A l'été 1942, devant l'ampleur prise par la traque des juifs, Charles Lederman, résistant de la M.O.I. et administrateur à l'O.S.E. à Lyon, proposa à la direction clandestine de la M.O.I. une démarche vers l'Eglise de France. Mandaté pour ce faire, il rencontra, à Lyon, le père jésuite de Lubac par l'intermédiaire de l'abbé Glasberg et du père Chaillet, avec qui il était déjà en relation suivie. De Lubac le recommanda à Monseigneur Saliège, archevêque de Toulouse. L'entrevue eut lieu à la mi-août. Il informa le prélat de la situation des juifs de France, des suites de la rafle du Vel'd'Hiv', des déportations et de leur destination dont la M.O.I. commençait à avoir connaissance comme de faits sur les massacres à grande échelle en Europe de l'Est. Après avoir écouté son hôte, Monseigneur Saliège interrogea : " Pouvez-vous me donner votre parole que ce que vous me dîtes est exact ? ". Charles Lederman donna sa parole.

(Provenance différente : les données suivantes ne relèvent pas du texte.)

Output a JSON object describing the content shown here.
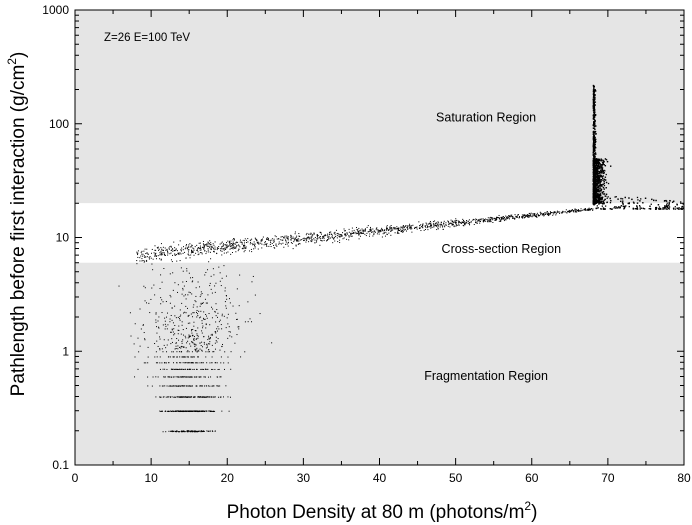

Le prélat, dont la santé était très affaiblie et sur lequel s'exerçait déjà de fortes pressions de Vichy, lui déclara alors : " Dimanche prochain, une lettre sera lue dans les églises de mon diocèse ". Ce fut fait le dimanche 23 août.
Charles Lederman, entretien in l'Humanité du 31 mai 1994.

L'Ecole libératrice

Dans ma valise, mal dissimulée dans un journal collabo, il y avait ce jour-là une liasse de la revue illégale destinée aux instituteurs, l'Ecole libératrice. A la gare Matabiau de Toulouse, contrôle. Un garde mobile s'empare de ma valise, farfouille dans mes vêtements. Le voilà qui découvre mes revues. Longuement, posément, mais sans les sortir, il les feuillette. Je me dis : " Je suis cuit, il va alerter ses collègues. " Perplexe, il relève la tête et me dévisage. Je le regarde droit dans les yeux, j'y vois un bref éclaire. " Vous êtes instituteur ? " " Oui. " " Ça va, vous pouvez aller. " Et il a fermé la valise.
Marcel Merville, in Les Inconnus de la Résistance, Editions Messidor, 1985. (Coll. MRN).

Le cri du poète

Mais, me dira-t-on, pourquoi ces rappels affreux alors que vous deviez parler de poésie ? Eh bien, figurez-vous, la poésie sert encore ! Elle vous conduit ici, lecteurs, sur des charniers. A travers la plus horrible, la plus inhumaine des histoires, votre histoire toute récente, celle de demain peut-être, si vous n'y prenez point garde. On peut avoir voué sa vie à la poésie, mais en premier, c'est à la défense de l'homme, à la défense de la vie que je suis attaché. Peut-être souhaiteriez-vous, à présent, un poème ? Je n'en ai pas le coeur. Nous tâtonnons tous dans le labyrinthe, avec le Minotaure au bout. Juifs ou pas, communistes ou résistants de toute appartenance, individuels ou affiliés à des mouvements, l'arrestation, la prison, la déportation, la mort étaient nos risques. Pour avoir été trouvé porteur d'un tract imprimé par Témoignage Chrétien, " Défi ", le jeune Chesneaux fera quinze mois de prison à Montluc et à Fresnes. Publier des journaux, des revues et des tracts n'était pas oeuvre de littérateur ou d'esthète mais un cri. Et, comme on peut le lire dans la pierre de certaine stèles en pleine campagne, là où tombèrent des combattants, les hommes, les poètes de cette noire époque préviennent et disent ici, à leur manière : " Souviens-toi ".
Pierre Seghers, in La Résistance et ses poètes, Edition Seghers, 1974.